Ao encontrarem seu espelho
A vida ficou diferente
Índios, negros, caboclos

Kisala é pena!
Makanha é erva!
Pajé é Tatá!
Bambu é dianga!

A mistura bantu-tupi
Fortalece as culturas
A mandinga foi quebrada
O culto às energias da terra
É celebrada!

E com o passar dos tempos
A mistura não se separou
Tem Kitembo, tem Nzazi
Tem Pena Verde
Tem Rompe-Nuvem

Tem Bombojilla
Tem Sete Serras

As almas santas benditas
Da tenebrosa escravidão
Vovó Canbinda
Pai Joaquim de Angola
Quem deixou sua pegada
Tem a memória celebrada

E na mesma Santo Amaro
Das dores dos meus iguais
Hoje a Festa do Rosário
Lembra quem não volta mais

E de todas as histórias
Aquela que nunca foi rainha
Foi princesa de sua gente
Morreu cacurucaia
Porém livre

Morreu mãe, morreu Mametu Luena
E se quiserem encontrar seu axé
Pisem no candomblé
E puxem um ponto para Jurema

BREVE HISTÓRICO:

O tráfico negreiro foi responsável por dizimar clãs africanos e linhagens de grandes angolanos. No auge do comércio de escravizados, cerca de 700 mil negros e negras angolanos chegaram ao Brasil por ano, de maneira criminosa, como mercadoria. A Bahia e o Rio de Janeiro foram as regiões que mais receberam escravizados angolanos, cerca de 6 milhões de pessoas, em quatros séculos, entre 1501 e 1866. Traficados para trabalharem em engenhos de açúcar, o povo bantu nunca deixou de cultuar suas divindidades. Muitas revoltas e fugas aconteceram no Brasil, mas especificamente no Reconcâvo Bahiano, a cultura bantu encontrou nas comunidades tupinambares um lar.

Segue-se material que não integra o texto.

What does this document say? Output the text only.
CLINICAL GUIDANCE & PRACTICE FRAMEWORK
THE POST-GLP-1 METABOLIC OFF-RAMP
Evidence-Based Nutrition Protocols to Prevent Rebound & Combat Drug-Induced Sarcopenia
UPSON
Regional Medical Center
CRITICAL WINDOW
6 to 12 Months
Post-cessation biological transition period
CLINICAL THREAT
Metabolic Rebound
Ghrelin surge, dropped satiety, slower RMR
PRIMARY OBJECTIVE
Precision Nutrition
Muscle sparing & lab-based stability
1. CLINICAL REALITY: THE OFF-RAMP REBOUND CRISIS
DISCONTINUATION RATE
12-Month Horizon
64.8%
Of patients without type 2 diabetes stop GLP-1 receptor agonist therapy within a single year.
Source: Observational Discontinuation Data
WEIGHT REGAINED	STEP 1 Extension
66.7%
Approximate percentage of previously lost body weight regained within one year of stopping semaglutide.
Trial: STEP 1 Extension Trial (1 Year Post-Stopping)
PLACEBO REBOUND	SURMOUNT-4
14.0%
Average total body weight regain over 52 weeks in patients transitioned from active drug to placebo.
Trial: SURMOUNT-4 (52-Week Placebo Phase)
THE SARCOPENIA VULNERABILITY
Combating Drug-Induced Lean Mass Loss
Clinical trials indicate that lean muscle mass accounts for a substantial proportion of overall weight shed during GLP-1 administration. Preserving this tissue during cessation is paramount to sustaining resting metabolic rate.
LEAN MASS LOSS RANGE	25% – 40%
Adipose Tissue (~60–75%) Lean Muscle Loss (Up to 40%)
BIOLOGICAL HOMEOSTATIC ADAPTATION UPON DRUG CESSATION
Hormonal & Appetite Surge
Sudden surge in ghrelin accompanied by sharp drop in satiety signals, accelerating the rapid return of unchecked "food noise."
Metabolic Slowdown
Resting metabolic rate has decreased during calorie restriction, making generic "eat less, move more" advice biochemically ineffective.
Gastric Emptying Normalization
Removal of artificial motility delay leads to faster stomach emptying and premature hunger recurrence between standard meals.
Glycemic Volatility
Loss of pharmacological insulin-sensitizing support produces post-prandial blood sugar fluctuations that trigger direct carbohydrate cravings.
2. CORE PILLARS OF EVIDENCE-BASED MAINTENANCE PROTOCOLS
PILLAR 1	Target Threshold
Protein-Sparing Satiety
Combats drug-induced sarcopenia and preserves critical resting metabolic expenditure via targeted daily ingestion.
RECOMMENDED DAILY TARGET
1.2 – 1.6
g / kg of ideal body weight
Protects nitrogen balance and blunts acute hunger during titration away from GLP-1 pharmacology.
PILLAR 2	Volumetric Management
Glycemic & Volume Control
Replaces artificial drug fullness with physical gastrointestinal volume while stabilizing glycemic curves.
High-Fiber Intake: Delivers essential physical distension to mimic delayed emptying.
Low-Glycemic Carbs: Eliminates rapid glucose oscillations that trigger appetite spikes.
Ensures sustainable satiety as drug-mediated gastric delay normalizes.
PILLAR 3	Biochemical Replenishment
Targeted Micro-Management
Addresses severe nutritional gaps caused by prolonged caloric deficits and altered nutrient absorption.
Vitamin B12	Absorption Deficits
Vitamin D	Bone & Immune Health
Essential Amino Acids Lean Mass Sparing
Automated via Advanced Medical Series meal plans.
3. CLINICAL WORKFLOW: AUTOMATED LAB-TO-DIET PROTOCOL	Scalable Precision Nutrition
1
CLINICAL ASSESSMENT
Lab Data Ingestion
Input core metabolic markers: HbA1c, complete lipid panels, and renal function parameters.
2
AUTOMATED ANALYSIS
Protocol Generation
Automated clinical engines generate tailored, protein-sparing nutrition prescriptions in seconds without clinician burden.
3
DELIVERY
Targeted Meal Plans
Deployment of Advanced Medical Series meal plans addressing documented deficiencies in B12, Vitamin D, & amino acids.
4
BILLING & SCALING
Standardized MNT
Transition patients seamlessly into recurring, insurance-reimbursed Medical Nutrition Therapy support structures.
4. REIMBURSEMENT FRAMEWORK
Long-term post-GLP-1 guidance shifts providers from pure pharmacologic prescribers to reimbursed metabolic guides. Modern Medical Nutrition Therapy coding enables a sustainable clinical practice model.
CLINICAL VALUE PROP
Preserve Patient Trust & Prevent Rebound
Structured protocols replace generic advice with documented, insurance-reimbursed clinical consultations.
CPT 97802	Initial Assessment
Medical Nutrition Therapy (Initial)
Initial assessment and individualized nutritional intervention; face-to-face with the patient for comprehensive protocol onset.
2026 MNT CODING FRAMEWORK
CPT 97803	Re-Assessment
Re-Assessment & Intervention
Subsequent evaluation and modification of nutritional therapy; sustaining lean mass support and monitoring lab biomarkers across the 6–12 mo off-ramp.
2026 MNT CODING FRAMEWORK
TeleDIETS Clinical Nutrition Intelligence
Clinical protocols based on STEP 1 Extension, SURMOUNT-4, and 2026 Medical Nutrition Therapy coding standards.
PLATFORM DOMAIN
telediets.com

Os bantus tem como filosofia maior o respeito aos ancestrais e quem veio antes, é o “MOYOO BANTU”, o ato de cultuar o ancestral da terra que residem. E existe um termo bantu para isso, é o “KABOKO”. que significa literalmente DONO DA TERRA. Ao enfim conhecer os ancestrais tupinambares, os bantus somam suas divinidades de Angola com as índigenas originais do solo brasileiro. É a união de Lemba e Tupã. A caboclada nasce dessa união e se organiza como festa, fé, louvação. O candomblé de caboclo surge dessa história.

Um culto que une as tradições dos povos que convivem juntos, para sobreviver, contra a opressão do branco invasor e sem humanidade. A Jurema sagrada é o Baobá, o Baobá é a Jurema sagrada!